Be more punk
Do it yourself intellectual movements
In 1977, Tony Moon had a page to fill. He had just started a new punk fanzine — a cheaply produced magazine — and so he picked up a thick black pen and drew out three guitar chords. “This is a chord,” he wrote, “This is another, This is a Third, Now form a band.”
This act succinctly captured the punk era and its ethos. Tired of the pretentious rock music of the time — eight minute drum solos and pseudo-mystical lyrics — the punks yearned for something more visceral and present. They wanted loud, brash music that was down the pub and in your face. And they realised they would have to build it themselves.
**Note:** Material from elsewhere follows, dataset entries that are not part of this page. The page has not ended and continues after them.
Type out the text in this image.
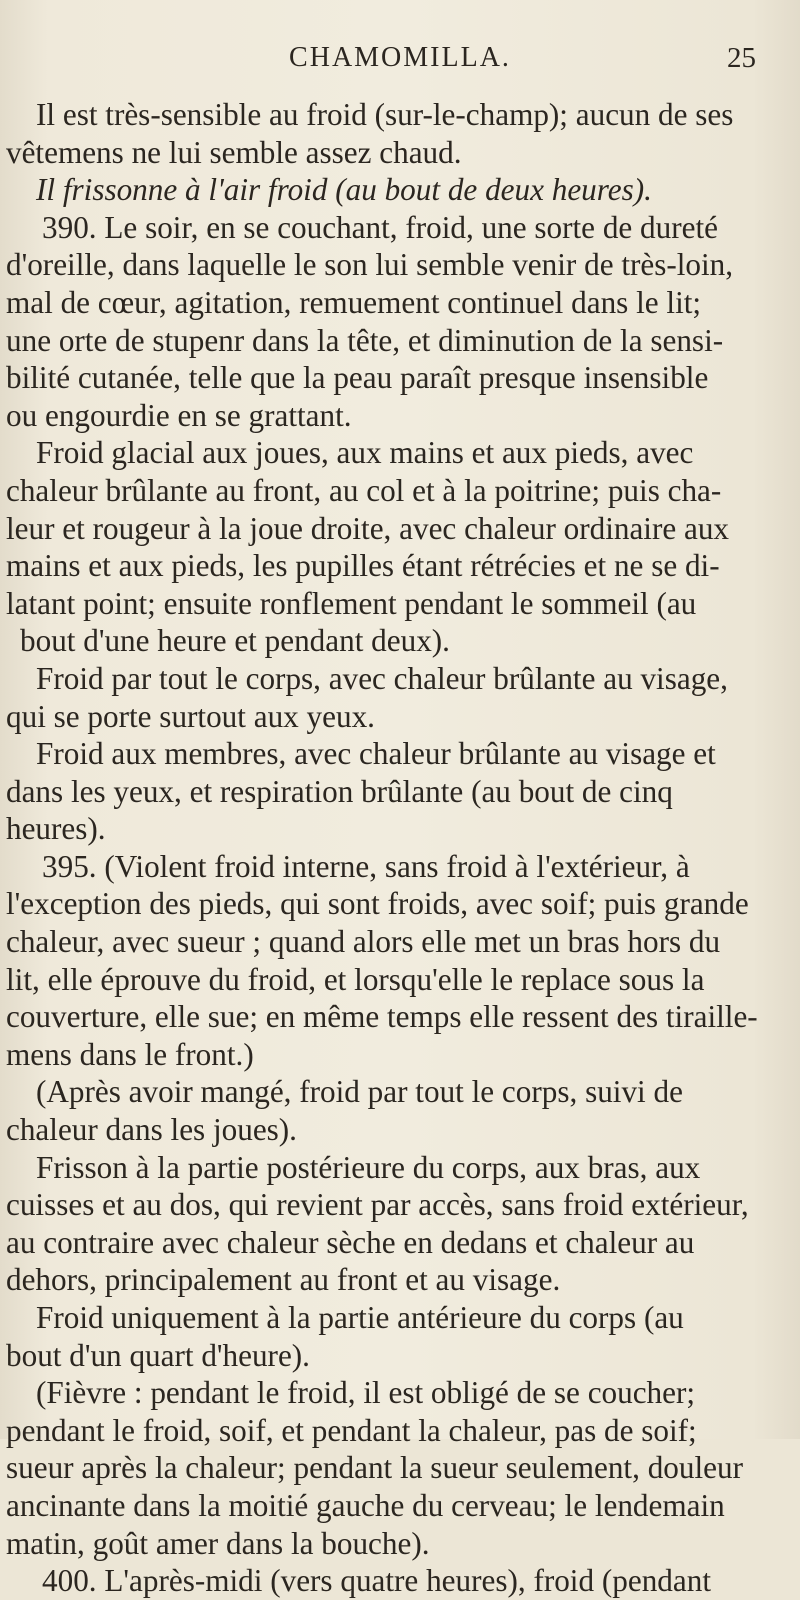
CHAMOMILLA.	25
Il est très-sensible au froid (sur-le-champ); aucun de ses
vêtemens ne lui semble assez chaud.
Il frissonne à l'air froid (au bout de deux heures).
390. Le soir, en se couchant, froid, une sorte de dureté
d'oreille, dans laquelle le son lui semble venir de très-loin,
mal de cœur, agitation, remuement continuel dans le lit;
une orte de stupenr dans la tête, et diminution de la sensi-
bilité cutanée, telle que la peau paraît presque insensible
ou engourdie en se grattant.
Froid glacial aux joues, aux mains et aux pieds, avec
chaleur brûlante au front, au col et à la poitrine; puis cha-
leur et rougeur à la joue droite, avec chaleur ordinaire aux
mains et aux pieds, les pupilles étant rétrécies et ne se di-
latant point; ensuite ronflement pendant le sommeil (au
bout d'une heure et pendant deux).
Froid par tout le corps, avec chaleur brûlante au visage,
qui se porte surtout aux yeux.
Froid aux membres, avec chaleur brûlante au visage et
dans les yeux, et respiration brûlante (au bout de cinq
heures).
395. (Violent froid interne, sans froid à l'extérieur, à
l'exception des pieds, qui sont froids, avec soif; puis grande
chaleur, avec sueur ; quand alors elle met un bras hors du
lit, elle éprouve du froid, et lorsqu'elle le replace sous la
couverture, elle sue; en même temps elle ressent des tiraille-
mens dans le front.)
(Après avoir mangé, froid par tout le corps, suivi de
chaleur dans les joues).
Frisson à la partie postérieure du corps, aux bras, aux
cuisses et au dos, qui revient par accès, sans froid extérieur,
au contraire avec chaleur sèche en dedans et chaleur au
dehors, principalement au front et au visage.
Froid uniquement à la partie antérieure du corps (au
bout d'un quart d'heure).
(Fièvre : pendant le froid, il est obligé de se coucher;
pendant le froid, soif, et pendant la chaleur, pas de soif;
sueur après la chaleur; pendant la sueur seulement, douleur
ancinante dans la moitié gauche du cerveau; le lendemain
matin, goût amer dans la bouche).
400. L'après-midi (vers quatre heures), froid (pendant
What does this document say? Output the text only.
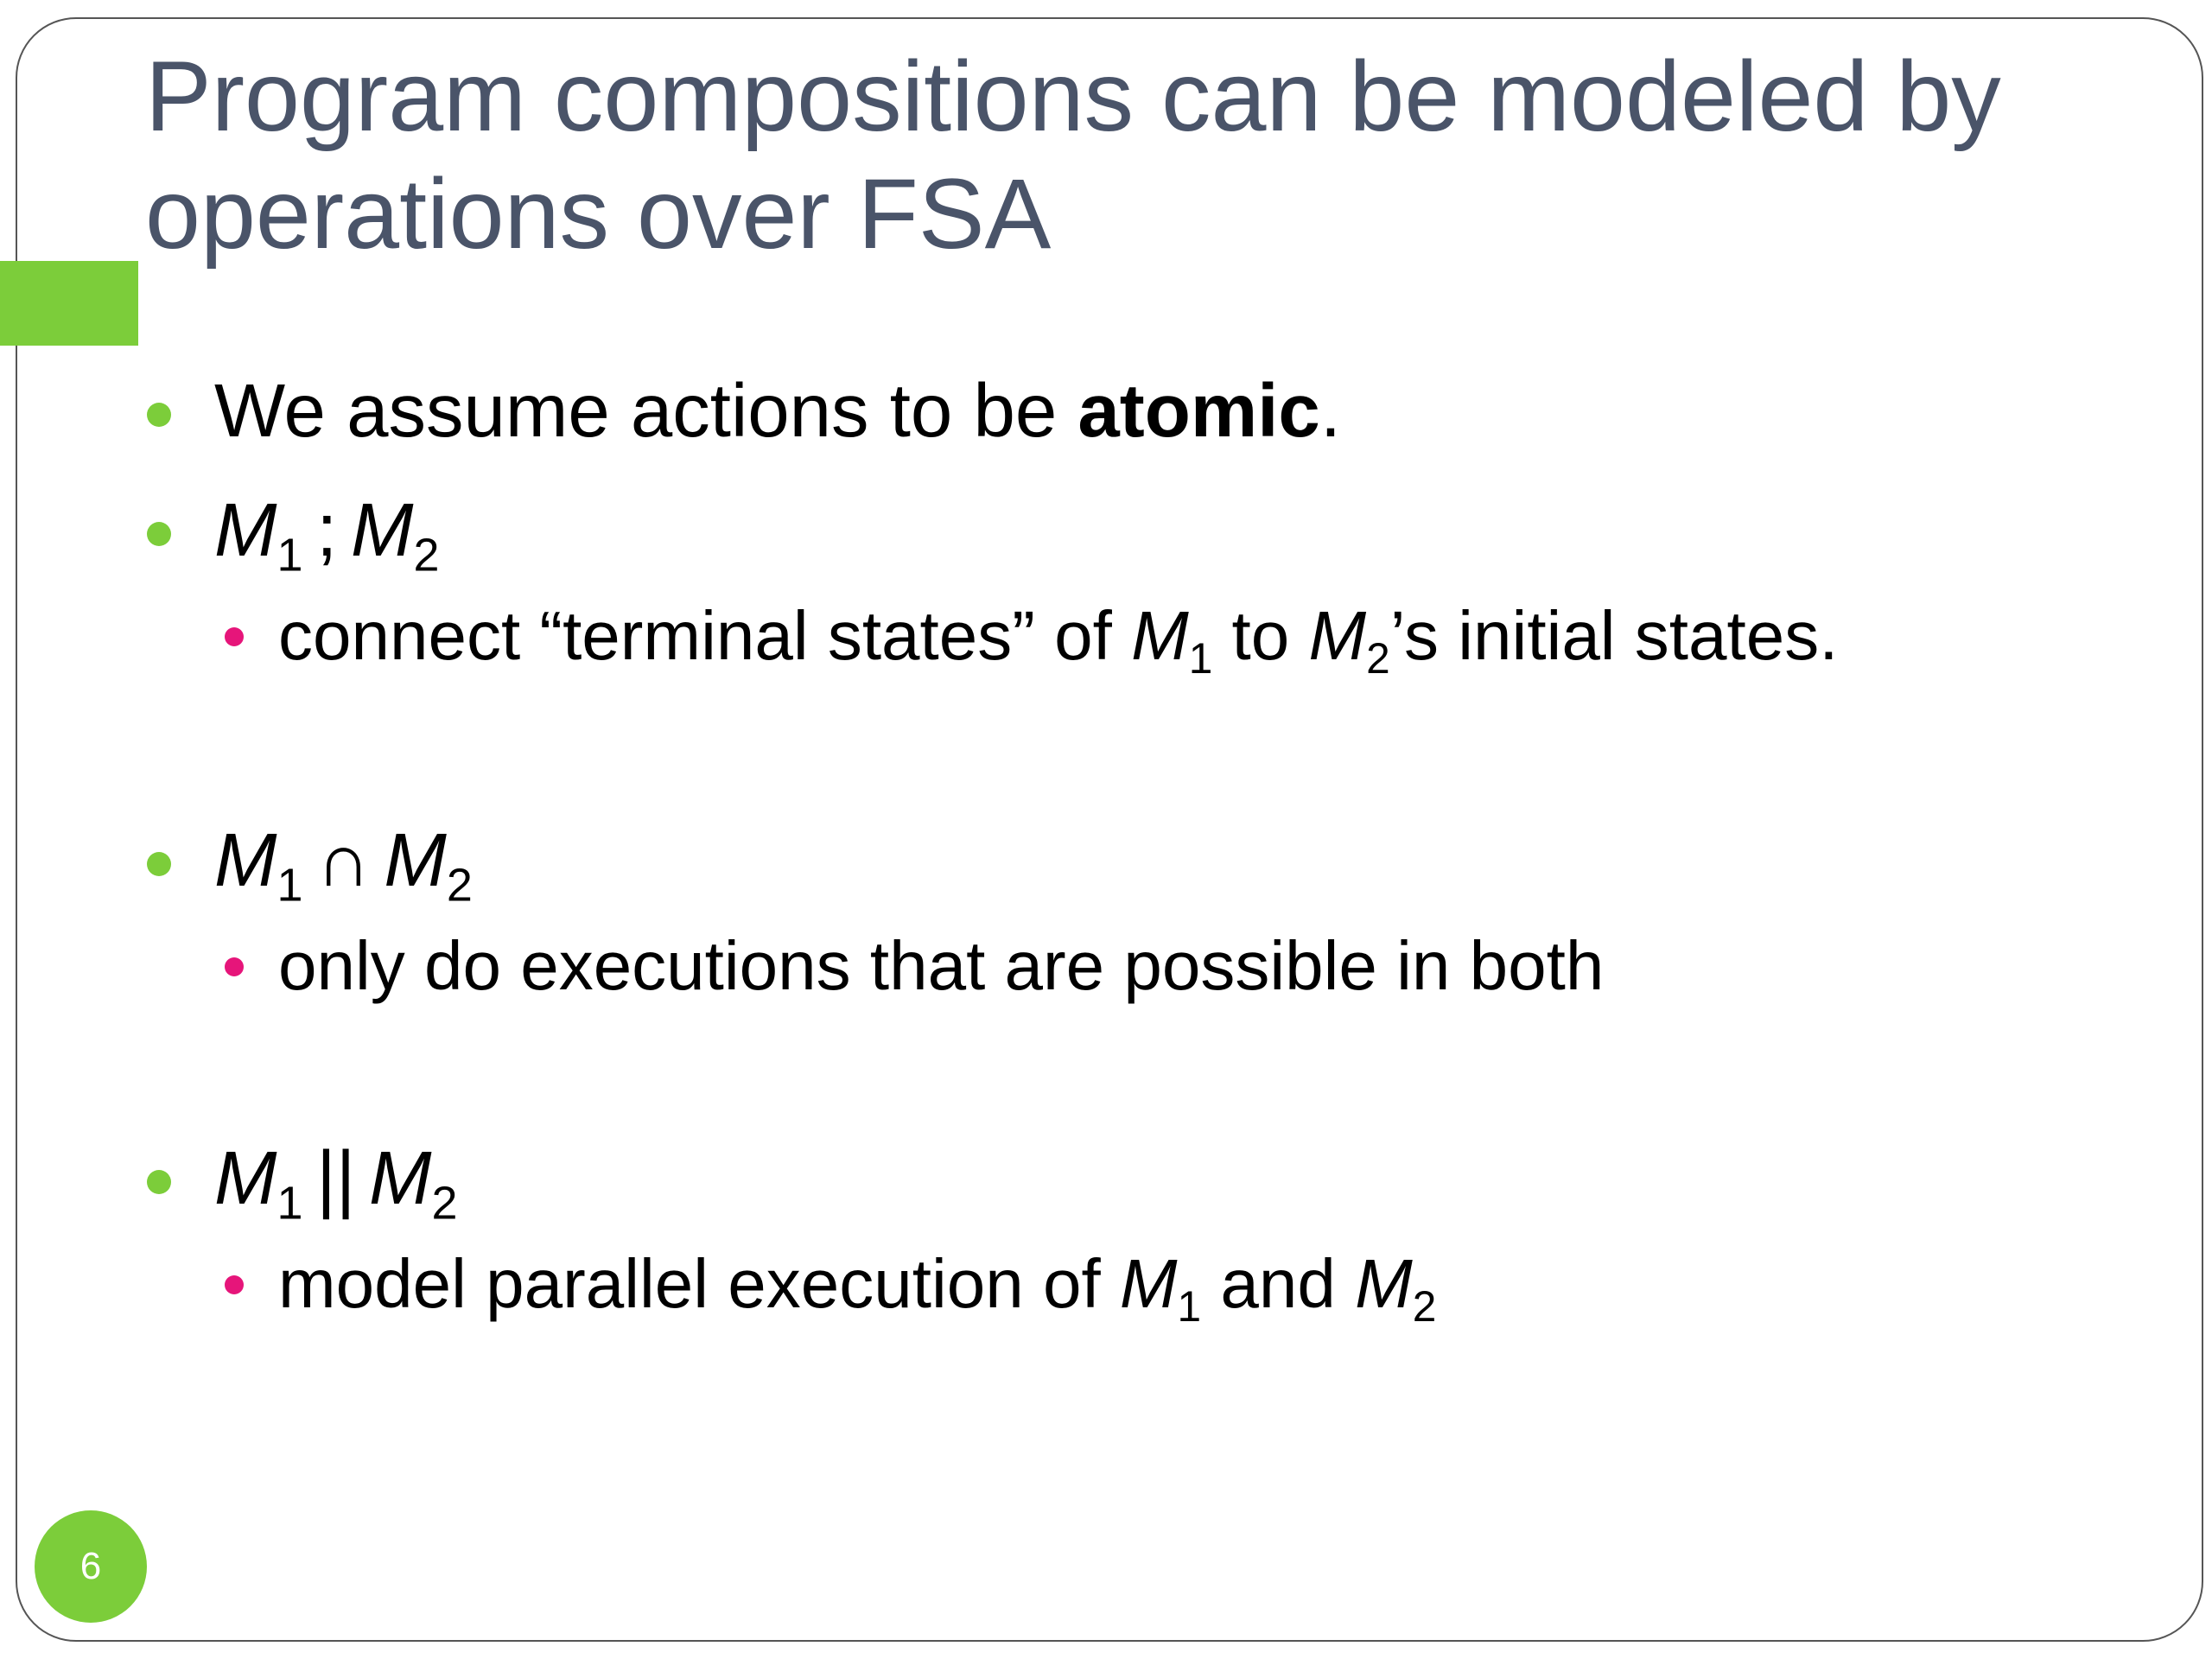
Program compositions can be modeled by operations over FSA
We assume actions to be atomic.
$M_1$ ; $M_2$
connect “terminal states” of $M_1$ to $M_2’s$ initial states.
$M_1$ ∩ $M_2$
only do executions that are possible in both
$M_1$ || $M_2$
model parallel execution of $M_1$ and $M_2$
6
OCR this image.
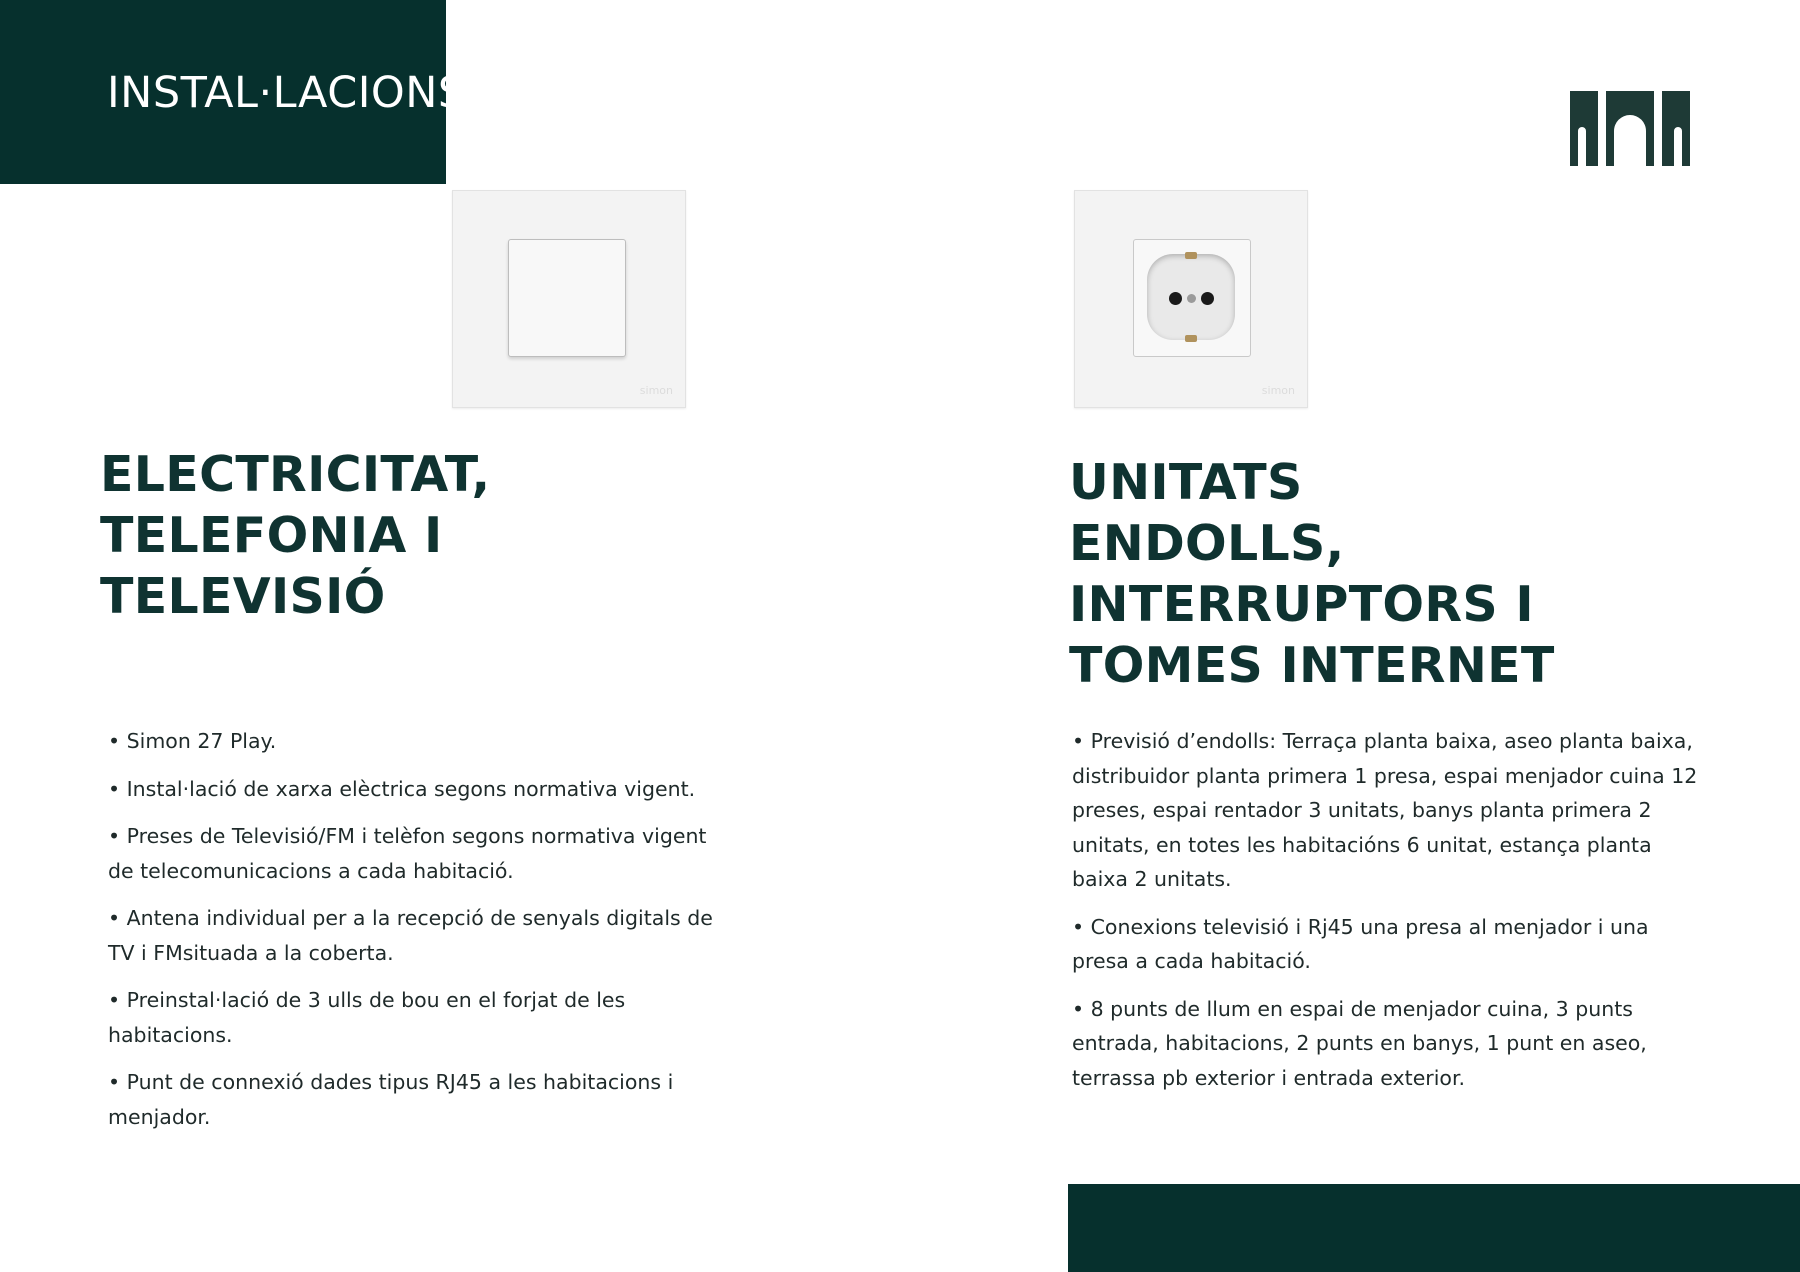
INSTAL·LACIONS
simon	simon
ELECTRICITAT,
TELEFONIA I
TELEVISIÓ
UNITATS
ENDOLLS,
INTERRUPTORS I
TOMES INTERNET
• Simon 27 Play.
• Instal·lació de xarxa elèctrica segons normativa vigent.
• Preses de Televisió/FM i telèfon segons normativa vigent de telecomunicacions a cada habitació.
• Antena individual per a la recepció de senyals digitals de TV i FMsituada a la coberta.
• Preinstal·lació de 3 ulls de bou en el forjat de les habitacions.
• Punt de connexió dades tipus RJ45 a les habitacions i menjador.
• Previsió d’endolls: Terraça planta baixa, aseo planta baixa, distribuidor planta primera 1 presa, espai menjador cuina 12 preses, espai rentador 3 unitats, banys planta primera 2 unitats, en totes les habitacións 6 unitat, estança planta baixa 2 unitats.
• Conexions televisió i Rj45 una presa al menjador i una presa a cada habitació.
• 8 punts de llum en espai de menjador cuina, 3 punts entrada, habitacions, 2 punts en banys, 1 punt en aseo, terrassa pb exterior i entrada exterior.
Punk became a label for uncompromising DIY music, fashion and culture. Instead of sitting back and waiting for publishers, designers and record executives to create a product to sell them, punks did the creating themselves. And in short order, the publishers, designers and record executives jumped in, with punks who collaborated in this commercialisation process mocked as sell-outs. In these circumstances, punk culture soon consumed itself and as quickly as they appeared, the punks had fragmented and exited the sticky, broken glass strewn stage, even if the striking punk look persisted well into the 1980s and beyond.
I guess that in the 1990s, I was a post-punk or something. We would listen to The Levellers:
“I grew up, learned to love and laugh
Circled A's on the underpass
But the noise we thought would never stop
Died a death as the punks grew up”
And we formed our own bands. I remember wishing that I had been there and seen it myself. I was born in 1976, when it all kicked off, so I was born too late.
Nevertheless, some of the most worthwhile adventures of my adult life have been punk, in the wider sense of the word.
This newsletter, for instance, is a DIY effort. I have no editor — yes, I know that an editor would probably improve it. It is facilitated by a corporation, Substack, but they have no editorial control.
And when I first decided to write a book, I just wrote one. It was the poorly titled, Ouroboros — now unavailable — that I sold through a website that enabled paid pdf downloads. On the back of that, I was contacted by an editor at a publishing company and since then have written three conventional books.
I have also been involved in the ground-up, how-will-we-pay-for-the-lunch researchED movement in Australia. Again, punk.
But despite appearances, this isn’t intended to be a narcissistic post. There is a more fundamental point to make.
I am interested in education because I am interested in human agency. I want to equip students with the tools they need to go on the adventures they choose. These adventures may be vocational — the way many view the purpose of education — but they may also be intellectual, philosophical or even spiritual. In a sense, it is futile for me to try to anticipate labels for these adventures because I cannot know what future humans equipped with the superpower of cultural curated knowledge will embark upon. That’s why education is exciting.
And yet so much of the current milieu emphasises the lack of agency of young people. They are at the mercy of the patriarchy or systematic oppression or intractable climate problems or a mental health crisis.
I am not disputing that there are issues to face. I am asserting that all is not hopeless and that humans have choices to make that matter.
Young people need a new punk movement. And it’s not just young people. We all need to be more punk.